Haugland is right about the lack of a true standard-bearer for the GOP to rally around, both for the upper party leaders as well as the base primary voters. There's a genuine split here: the party leaders want Jeb! (or a like-minded equivalent like Walker or Kasich or Rubio) while the primary voters want Trump (or a like-valued equivalent like Ben Carson).
The split is too obvious and too big to overcome. The base clearly abhors the "Establishment" candidates - Jeb* honestly should not be polling at this point in the early stages in single digits - as they've had such candidates shoved on them the last three election cycles and despised them enough to struggle for alternates.
Look at Romney. In not only 2012 but also 2008 he was the presumptive heir, the preferred candidate of the deep pocket party Establishment. The 2012 primaries became an embarrassment because the race became a clear battle of Mitt vs. Not-Mitt, the only reason for Romney's final win was due to him being enough in the lead to outlast every alternate choice - Perry, Cain, eventually Santorum - on the ballots. In 2008, Romney lost what should have been a slam dunk to John McCain, who still wasn't trusted by the hard-core party base (nor the party Establishment who hated his self-serving grandstanding).
This cycle, the situation is reversed. The non-Establishment candidates are in the clear lead in polling: Trump and Carson, with Fiorina (a fellow unelected candidate) gaining ground. It is going to be difficult, if not impossible, for the party at the state primary levels to try and rig results to make it look like the polls were wrong. If by the time of New Hampshire's primary (Feb. 9th) Trump is still polling above 24 percent while Jeb? is somewhere around 12 percent (he's currently at 9 percent, so I'm making that Jeb's likely ceiling), and yet Jeb wins New Hampshire in a "tight" upset of 15-to-14... nobody outside of the Jeb-loving punditry is gonna believe it.

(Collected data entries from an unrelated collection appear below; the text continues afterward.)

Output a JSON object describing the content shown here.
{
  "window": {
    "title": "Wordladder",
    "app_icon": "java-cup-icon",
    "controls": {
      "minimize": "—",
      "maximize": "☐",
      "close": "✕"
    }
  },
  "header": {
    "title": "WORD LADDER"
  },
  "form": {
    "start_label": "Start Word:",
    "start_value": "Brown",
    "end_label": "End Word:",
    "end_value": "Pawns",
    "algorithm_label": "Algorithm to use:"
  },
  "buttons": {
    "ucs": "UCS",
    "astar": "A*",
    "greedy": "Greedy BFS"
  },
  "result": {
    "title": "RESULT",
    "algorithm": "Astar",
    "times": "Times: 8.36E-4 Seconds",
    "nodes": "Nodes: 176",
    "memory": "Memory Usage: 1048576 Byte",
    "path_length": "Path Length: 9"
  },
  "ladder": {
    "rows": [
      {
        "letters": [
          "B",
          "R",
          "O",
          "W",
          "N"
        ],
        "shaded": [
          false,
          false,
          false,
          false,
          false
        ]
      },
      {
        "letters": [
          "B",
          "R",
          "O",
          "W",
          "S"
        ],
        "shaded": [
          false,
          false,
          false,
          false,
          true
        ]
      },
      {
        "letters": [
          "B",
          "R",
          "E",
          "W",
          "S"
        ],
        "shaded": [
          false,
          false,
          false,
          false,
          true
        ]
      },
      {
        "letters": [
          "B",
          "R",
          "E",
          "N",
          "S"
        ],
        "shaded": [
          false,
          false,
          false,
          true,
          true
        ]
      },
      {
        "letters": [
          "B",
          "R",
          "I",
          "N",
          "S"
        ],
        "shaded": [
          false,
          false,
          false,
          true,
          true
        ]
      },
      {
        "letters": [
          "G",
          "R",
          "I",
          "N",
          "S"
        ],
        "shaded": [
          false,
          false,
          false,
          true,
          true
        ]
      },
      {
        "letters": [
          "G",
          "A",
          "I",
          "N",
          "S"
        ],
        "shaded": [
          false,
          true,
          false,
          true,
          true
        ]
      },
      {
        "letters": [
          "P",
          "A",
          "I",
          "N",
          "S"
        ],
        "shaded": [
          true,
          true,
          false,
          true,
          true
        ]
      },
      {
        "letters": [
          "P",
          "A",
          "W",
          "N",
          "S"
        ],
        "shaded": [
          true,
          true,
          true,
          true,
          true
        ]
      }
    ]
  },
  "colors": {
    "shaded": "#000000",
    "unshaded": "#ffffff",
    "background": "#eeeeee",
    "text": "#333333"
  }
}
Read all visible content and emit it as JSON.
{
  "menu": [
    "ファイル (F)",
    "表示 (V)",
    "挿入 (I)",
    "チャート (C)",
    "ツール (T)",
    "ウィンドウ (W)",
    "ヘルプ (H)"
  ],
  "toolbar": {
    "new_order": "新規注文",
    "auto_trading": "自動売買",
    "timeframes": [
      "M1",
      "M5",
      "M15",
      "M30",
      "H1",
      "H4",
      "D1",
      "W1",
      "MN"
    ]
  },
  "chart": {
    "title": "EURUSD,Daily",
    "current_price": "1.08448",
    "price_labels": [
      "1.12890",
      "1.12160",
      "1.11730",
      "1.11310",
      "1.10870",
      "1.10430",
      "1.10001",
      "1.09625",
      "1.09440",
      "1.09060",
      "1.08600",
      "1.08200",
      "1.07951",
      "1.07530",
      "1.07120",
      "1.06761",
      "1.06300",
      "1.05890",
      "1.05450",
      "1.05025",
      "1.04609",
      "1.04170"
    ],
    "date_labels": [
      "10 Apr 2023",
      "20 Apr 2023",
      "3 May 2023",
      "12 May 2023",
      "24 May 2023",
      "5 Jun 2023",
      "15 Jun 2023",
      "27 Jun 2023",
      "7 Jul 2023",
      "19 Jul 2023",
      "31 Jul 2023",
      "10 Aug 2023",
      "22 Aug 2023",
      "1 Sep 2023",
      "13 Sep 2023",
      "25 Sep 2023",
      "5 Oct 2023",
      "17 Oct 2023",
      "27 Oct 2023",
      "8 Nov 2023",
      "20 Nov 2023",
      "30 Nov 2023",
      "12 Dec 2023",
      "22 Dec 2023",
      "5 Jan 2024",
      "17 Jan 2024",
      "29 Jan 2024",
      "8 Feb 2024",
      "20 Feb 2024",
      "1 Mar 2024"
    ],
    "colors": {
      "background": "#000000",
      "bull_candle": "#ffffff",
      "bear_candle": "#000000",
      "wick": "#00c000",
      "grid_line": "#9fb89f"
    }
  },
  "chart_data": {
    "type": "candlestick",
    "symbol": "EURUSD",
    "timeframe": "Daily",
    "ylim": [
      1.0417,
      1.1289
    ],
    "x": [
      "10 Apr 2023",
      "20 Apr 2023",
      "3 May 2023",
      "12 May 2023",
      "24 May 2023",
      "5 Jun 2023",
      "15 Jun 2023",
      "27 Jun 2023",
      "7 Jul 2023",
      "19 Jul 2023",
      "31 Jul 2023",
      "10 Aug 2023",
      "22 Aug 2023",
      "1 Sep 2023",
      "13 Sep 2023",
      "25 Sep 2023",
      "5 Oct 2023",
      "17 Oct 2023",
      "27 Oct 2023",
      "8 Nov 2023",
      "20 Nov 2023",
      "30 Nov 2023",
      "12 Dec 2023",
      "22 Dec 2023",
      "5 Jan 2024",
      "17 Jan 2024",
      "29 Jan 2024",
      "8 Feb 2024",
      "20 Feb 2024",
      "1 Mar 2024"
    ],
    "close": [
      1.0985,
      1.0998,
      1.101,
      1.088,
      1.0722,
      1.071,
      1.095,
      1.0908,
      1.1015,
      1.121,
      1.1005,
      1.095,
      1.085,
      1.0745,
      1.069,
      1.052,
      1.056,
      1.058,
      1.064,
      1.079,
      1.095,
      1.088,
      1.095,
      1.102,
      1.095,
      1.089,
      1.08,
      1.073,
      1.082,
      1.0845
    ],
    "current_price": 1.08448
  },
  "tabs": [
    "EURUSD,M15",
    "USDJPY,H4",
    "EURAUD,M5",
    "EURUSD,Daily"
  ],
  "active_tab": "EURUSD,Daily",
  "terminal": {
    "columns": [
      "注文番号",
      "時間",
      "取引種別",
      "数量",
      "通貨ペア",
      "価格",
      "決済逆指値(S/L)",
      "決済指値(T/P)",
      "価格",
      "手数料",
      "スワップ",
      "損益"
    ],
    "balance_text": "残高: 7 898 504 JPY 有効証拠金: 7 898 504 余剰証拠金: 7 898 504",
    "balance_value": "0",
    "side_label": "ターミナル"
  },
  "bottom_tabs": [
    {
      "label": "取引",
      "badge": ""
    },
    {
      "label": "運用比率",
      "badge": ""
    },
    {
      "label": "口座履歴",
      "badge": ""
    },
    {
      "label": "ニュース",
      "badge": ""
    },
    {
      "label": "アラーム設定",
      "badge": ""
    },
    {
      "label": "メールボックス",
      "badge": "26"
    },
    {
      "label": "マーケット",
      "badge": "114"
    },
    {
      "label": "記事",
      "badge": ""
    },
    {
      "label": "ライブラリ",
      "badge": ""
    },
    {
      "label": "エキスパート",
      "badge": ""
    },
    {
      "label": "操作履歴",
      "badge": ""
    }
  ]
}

Granted, the GOP leadership could try to rig the primary votes - there's been a lot of lines they've crossed before messing with results - but the risks of getting caught are too severe: not just the actual criminal charges that would result, but alsp the voter revolt that would happen as well as the likely rejection by the party's media allies (if there's anything the media elites hate, it's the feeling of personal betrayal. Screwing with their narratives would be a bridge too far to them). Rigging the polls is equally hard to pull off: there are too many polling groups, and each candidate has their own employed pollsters to ensure the numbers go their way. Yes, polls are not exact, especially this early: the polls however do not skew too far into Fantasyland. If the numbers are saying the Establishment candidates are screwed, then the Establishment is screwed.
So the only thing the Republicans have left is that convention in Cleveland.
As long as they can keep more than seven candidates afloat through the entire primary process - likely, thanks to Citizens United and SuperPACs - and they can at least keep Trump from outright winning too many delegates - this is where it gets tricky - the Establishment can wait for the nominating convention in July 2016 and use the rules to put their guy - whichever of the surviving Establishment names made it to second place - on the ballot and leave Trump fuming.
That, of course, runs into other risks as well.
The threat of Trump making an independent third party run remains. If he can honestly point to a rigged convention blocking him - if he's well in the lead or at least sitting pretty at the second place spot - he will have a legitimate grievance to break his pledge not to run independent. And if that does happen, if the Establishment does rig the convention against the populist uprising currently fueling this primary chaos, there are going to be a lot of angry Republican voters rejecting the party's move who will stick with their boy Trump. And that can well have nasty ramifications for other key elections going on (the Senate, state offices, key Congressional seats).
If the GOP party elite thinks their voter base, their Tea Partier faction, or a majority of general voters will back their candidate of a rigged convention just on their say-so, they are deeper into denial than ever before. A rigged convention will be the move of a desperate group trying to regain control over something they've lost control of ever since they unleashed everything they had to weaken Obama from 2009, and even as far back as cutting into Clinton since 1992.
It's likely, because the Republican elites will get that desperate enough when all their other methods to rig the rules to their favor no longer work.